Droits constitutionnels : comparaison des francophones et Autochtones
Anne Lévesque, avocate
L’avocate Anne Lévesque a défendu des causes en matière d’égalité pour les Premières nations et pour les minorités francophones.
Photo : Gracieuseté
Les communautés francophones comptent beaucoup sur le fédéral pour bonifier le prochain plan d’action pour les langues officielles, attendu en mars. En matière d’accès à la justice, ils exigent d’Ottawa « un énoncé de politique » qui affirme ses objectifs. Comment cette demande se compare-t-elle à l’approche des Autochtones pour obtenir le respect de leurs droits constitutionnels ? L’avocate Anne Lévesque répond.
Dans un discours aux Communes le 14 février, le premier ministre a promis des solutions aux Premières Nations, réagissant à l’acquittement d’un fermier de l’Ouest suivant la mort par balle d’un jeune autochtone. Justin Trudeau a lancé une initiative visant l’abrogation de la Loi sur les Indiens et la mise en œuvre de la Déclaration des Nations Unies sur le droit des peuples autochtones. Le fédéral voudrait ainsi éviter le fardeau de longs et couteux recours aux tribunaux.
Faut-il envier cette promesse faite aux Premières Nations quand on pense à la centaine de causes en éducation française depuis 1982 et aux 15 années de stagnation de la stratégie nationale d’accès à la justice en français ?
« Ce n’est pas la première fois que le gouvernement fait des annonces vides de sens, indique Anne Lévesque. Tous les partenaires autochtones avec qui je parle trouvent que c’était juste une annonce : il n’y a pas de financement ni d’engagement concret, c’est vraiment des buzzwords. Il n’y a personne qui comprend ce que ça veut dire vraiment, les attentes sont en fait très basses.
« D’avoir une annonce comme ça qui s’appliquerait à la justice en français, ça ne serait pas du tout prometteur, explique l’Albertaine qui a établi un bureau à Ottawa. Sans plan d’action concret avec du financement, je me méfierais énormément. »
Une 5e ordonnance de non-conformité contre Ottawa
Anne Lévesque reconnaît qu’il existe une perception de changement relativement aux droits des Premières Nations. Mais pour illustrer l’approche courante d’Ottawa, elle rappelle sa participation depuis des années à une cause pancanadienne sur la discrimination systémique à l’endroit de 163 000 enfants autochtones.

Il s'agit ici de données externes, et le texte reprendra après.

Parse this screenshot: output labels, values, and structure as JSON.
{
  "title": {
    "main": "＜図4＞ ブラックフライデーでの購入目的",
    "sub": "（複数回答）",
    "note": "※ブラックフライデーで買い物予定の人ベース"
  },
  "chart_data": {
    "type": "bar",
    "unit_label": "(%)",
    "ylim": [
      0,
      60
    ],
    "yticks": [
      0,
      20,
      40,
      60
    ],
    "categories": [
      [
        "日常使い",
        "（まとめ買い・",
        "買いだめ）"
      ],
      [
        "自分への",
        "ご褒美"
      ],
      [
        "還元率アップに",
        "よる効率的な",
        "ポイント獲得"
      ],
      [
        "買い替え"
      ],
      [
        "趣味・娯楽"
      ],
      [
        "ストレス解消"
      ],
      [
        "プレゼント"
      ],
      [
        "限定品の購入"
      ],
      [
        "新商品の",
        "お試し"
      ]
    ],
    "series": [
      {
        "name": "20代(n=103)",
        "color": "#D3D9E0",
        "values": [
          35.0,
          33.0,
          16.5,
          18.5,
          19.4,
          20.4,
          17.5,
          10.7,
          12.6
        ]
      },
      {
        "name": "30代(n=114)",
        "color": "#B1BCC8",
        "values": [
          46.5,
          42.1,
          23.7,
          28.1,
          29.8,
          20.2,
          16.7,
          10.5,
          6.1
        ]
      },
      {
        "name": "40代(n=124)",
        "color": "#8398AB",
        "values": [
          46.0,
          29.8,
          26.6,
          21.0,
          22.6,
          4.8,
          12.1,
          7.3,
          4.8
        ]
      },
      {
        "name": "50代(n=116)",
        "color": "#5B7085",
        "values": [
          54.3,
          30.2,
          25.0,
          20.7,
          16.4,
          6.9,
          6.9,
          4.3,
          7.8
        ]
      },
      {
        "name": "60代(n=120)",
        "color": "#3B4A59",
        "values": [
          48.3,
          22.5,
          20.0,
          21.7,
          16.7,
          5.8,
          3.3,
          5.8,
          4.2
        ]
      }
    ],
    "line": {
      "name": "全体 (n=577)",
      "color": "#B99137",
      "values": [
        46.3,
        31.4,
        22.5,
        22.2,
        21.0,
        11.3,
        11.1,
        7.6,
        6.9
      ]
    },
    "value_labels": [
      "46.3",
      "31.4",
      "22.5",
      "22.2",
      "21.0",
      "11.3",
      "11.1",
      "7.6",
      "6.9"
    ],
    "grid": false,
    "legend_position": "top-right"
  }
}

« On a eu une décision contraignable du Tribunal canadien des droits de la personne qui forçait le gouvernement de financer de façon équitable. Le gouvernement a dit qu’il acceptait la décision et n’a pas contesté. Mais il a continué à discriminer et on est toujours devant les tribunaux. » Dans cette affaire, le Tribunal a émis le 1er février une 5e ordonnance de non-conformité.
Selon elle, les gouvernements fédéraux successifs se sont tous engagés à modifier la relation avec les Autochtones, mais rien n’a changé dans les réserves. « On voit encore des problèmes de qualité de l’eau qui posent un risque à la santé, on continue à se suicider parce qu’on n’a pas d’accès à des services de santé mentale. »
Le partage des affaires autochtones en deux ministères n’impressionne pas l’avocate spécialisée en matière d’égalité. Les francophones pourraient de même revendiquer la création d’un ministère consacré uniquement aux langues officielles, reconnaît-elle. Mais qu’est-ce que ça changerait ?
« Deux fonctionnaires qui viole tes droits au lieu d’un »
« On voit des détournements de fonds chez les fonctionnaires (des ministères autochtones). Si la bureaucratie est le problème, avoir deux fonctionnaires au lieu d’un qui viole tes droits, ce n’est pas mieux. »
Anne Lévesque souligne le contraste dans la relation fédérale avec les francophones et les Premières Nations. « Avec les Autochtones, on a des engagements, mais pas d’action, ce qui n’est pas du tout souhaitable. Les francophones hors Québec semblent moins un enjeu prioritaire pour le gouvernement, il n’y a pas d’engagement concret et c’est inquiétant. »
L’avocate ne croit toutefois pas qu’il faut se mobiliser pour obtenir une annonce comme celle des Communes la semaine dernière. « Ce qu’il nous fait, c’est la feuille de route fédérale. On a un plan, on sait exactement ce qu’on veut. On a juste besoin de financement et d’une annonce maintenant. »
Le Réseau national de formation en justice a lancé en 2017 un rapport intitulé Pour que l’égalité reçoive son sens véritable, afin d’alimenter l’élaboration du prochain plan d’action. L’objectif est de construire « la capacité institutionnelle » du système de justice de fonctionner en français. L’organisme recommande au fédéral d’investir dans 18 initiatives structurantes sur cinq ans, au coût de 80 millions.